The Tom Corbett books were not great but I got a kick out of them. Ideas like dinosaurs on Venus were obviously way off base, but they had a kind of naive charm. They always credited a scientific advisor, but they treated uranium kind of like coal: you want more speed, feed in more uranium. In the late '90s I got a full set of the books online. Now they can be found quite cheaply as e-books, except for the final one, The Robot Rocket, which apparently has a different copyright situation.

I don't know how many were made, but a lot of the Tom Corbett radio shows are available online. They are incredibly corny, with their organ music and constant cereal commercials, but kind of fun, too.
https://archive.org/details/SpaceCadet2
 
Did Heinlein not get paid something for Tom Corbett? I thought he did but I can't find a reference.
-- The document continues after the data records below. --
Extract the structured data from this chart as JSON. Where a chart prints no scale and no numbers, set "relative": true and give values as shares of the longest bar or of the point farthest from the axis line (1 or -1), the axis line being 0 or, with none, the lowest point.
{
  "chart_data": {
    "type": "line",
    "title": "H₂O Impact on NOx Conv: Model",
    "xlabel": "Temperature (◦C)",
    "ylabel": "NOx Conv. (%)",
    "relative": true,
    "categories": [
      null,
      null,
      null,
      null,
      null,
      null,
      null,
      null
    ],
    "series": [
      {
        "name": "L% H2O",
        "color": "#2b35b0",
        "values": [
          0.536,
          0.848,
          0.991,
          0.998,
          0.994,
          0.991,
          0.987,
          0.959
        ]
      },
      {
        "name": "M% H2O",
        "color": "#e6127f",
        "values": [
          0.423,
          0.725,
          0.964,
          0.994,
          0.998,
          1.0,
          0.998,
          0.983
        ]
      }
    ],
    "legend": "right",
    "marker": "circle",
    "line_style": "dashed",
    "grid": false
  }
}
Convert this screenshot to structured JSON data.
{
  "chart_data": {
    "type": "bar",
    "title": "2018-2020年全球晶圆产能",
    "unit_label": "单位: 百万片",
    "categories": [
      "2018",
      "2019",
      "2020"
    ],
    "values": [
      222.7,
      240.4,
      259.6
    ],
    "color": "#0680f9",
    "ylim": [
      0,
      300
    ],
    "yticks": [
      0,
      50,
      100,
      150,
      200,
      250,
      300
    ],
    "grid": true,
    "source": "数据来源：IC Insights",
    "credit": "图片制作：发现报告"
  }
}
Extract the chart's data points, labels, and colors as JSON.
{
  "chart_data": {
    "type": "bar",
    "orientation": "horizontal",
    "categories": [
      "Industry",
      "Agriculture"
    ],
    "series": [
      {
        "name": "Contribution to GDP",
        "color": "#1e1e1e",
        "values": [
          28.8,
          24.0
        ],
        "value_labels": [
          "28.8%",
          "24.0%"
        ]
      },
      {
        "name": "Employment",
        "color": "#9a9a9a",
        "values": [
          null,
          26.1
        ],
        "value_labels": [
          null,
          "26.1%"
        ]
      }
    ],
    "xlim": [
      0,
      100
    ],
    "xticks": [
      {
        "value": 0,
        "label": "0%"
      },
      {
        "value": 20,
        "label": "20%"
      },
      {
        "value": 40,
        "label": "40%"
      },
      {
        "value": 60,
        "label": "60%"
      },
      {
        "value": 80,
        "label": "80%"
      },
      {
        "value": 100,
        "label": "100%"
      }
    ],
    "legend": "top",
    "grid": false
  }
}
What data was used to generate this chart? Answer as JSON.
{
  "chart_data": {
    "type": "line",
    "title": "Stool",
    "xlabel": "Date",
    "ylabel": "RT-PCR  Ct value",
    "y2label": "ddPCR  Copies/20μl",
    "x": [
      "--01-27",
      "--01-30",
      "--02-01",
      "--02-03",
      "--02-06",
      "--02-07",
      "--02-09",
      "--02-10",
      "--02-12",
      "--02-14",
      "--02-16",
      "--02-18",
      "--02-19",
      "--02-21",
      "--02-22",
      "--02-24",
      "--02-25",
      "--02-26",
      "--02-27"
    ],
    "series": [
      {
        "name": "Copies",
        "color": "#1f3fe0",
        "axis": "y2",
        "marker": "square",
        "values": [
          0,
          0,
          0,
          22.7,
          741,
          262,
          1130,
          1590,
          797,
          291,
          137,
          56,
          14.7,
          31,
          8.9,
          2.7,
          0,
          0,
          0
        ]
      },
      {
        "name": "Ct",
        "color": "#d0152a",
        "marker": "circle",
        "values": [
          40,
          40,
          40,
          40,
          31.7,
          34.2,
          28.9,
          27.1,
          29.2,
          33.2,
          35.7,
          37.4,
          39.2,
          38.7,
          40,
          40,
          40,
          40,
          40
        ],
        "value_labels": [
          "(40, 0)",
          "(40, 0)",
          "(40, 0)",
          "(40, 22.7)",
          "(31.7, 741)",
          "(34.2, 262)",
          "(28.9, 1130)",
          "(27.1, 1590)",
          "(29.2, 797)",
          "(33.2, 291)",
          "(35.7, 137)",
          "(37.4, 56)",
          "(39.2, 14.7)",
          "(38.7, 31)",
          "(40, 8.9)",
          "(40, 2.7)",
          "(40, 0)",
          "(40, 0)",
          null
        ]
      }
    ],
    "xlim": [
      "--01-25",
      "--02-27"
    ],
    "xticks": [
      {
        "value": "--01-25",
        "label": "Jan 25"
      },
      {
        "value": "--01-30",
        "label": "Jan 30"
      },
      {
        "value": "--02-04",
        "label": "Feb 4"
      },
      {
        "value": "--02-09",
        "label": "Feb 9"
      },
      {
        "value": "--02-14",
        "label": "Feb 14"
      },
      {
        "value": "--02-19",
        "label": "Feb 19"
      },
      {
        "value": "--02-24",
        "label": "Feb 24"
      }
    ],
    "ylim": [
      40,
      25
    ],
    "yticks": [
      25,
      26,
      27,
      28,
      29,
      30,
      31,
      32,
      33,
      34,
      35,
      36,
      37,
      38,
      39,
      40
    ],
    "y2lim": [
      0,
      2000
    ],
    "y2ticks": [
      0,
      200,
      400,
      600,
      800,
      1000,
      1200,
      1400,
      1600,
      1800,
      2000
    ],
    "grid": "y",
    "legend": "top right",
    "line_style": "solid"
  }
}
He did indeed. According to William Patterson's Heinlein bio (two volumes, both worth the read if you're interested in Heinlein's work) he did receive payment for the television rights for his book Space Cadet (also a good read). He declined on-screen credit after reading some of the scripts, however.
 
Space Cadet is really good, one of the best of Heinlein's YA stories.
Agreed. Most of the Heinlein YA's are still pretty good reads (Farmer in the Sky was my first SF read back in middle school). Just re-read The Rolling Stones this past week as part of the on-going Covid-19 Induced Solitary Program. The great thing about the so-called "juvies" is that he never "dumbed it down" for his readers, although he did have to make editorial concessions to be sure. They're good stories even if you're not a younger reader. Anyone who dismisses them as "just for kids" is missing out.
 
^What Heinlein did better than just about anybody was throw in casual, everyday details that made the futuristic world seem solid and real. In Space Cadet, the first time Matt goes up in a rocket, the pilot points out where his hometown is. Nobody had ridden in a rocket at that time, of course, but many people had gone up in airplanes. And what did they do when they got up in the air? Tried to find their house. Small things like that that people could identify with were one great strength of his YA/juvenile stuff. Between Planets, Starman Jones, Rocketship Galileo, Have Spacesuit Will Travel, Citizen of the Galaxy... I read them over and over.
 
^^^
Another interesting touch is that as Matt arrives at the Academy, is the comment of how he left his phone in his luggage as not to be bothered by calls. Heinlein is pretty-much mentioning cel phones in 1948. Not a bad prediction.
 
Well, the Heinlein's that I read were The Starbeast, Between Planets, and Tunnel In The Sky. Admittedly, I didn't read Starship Troopers until well after seeing the film.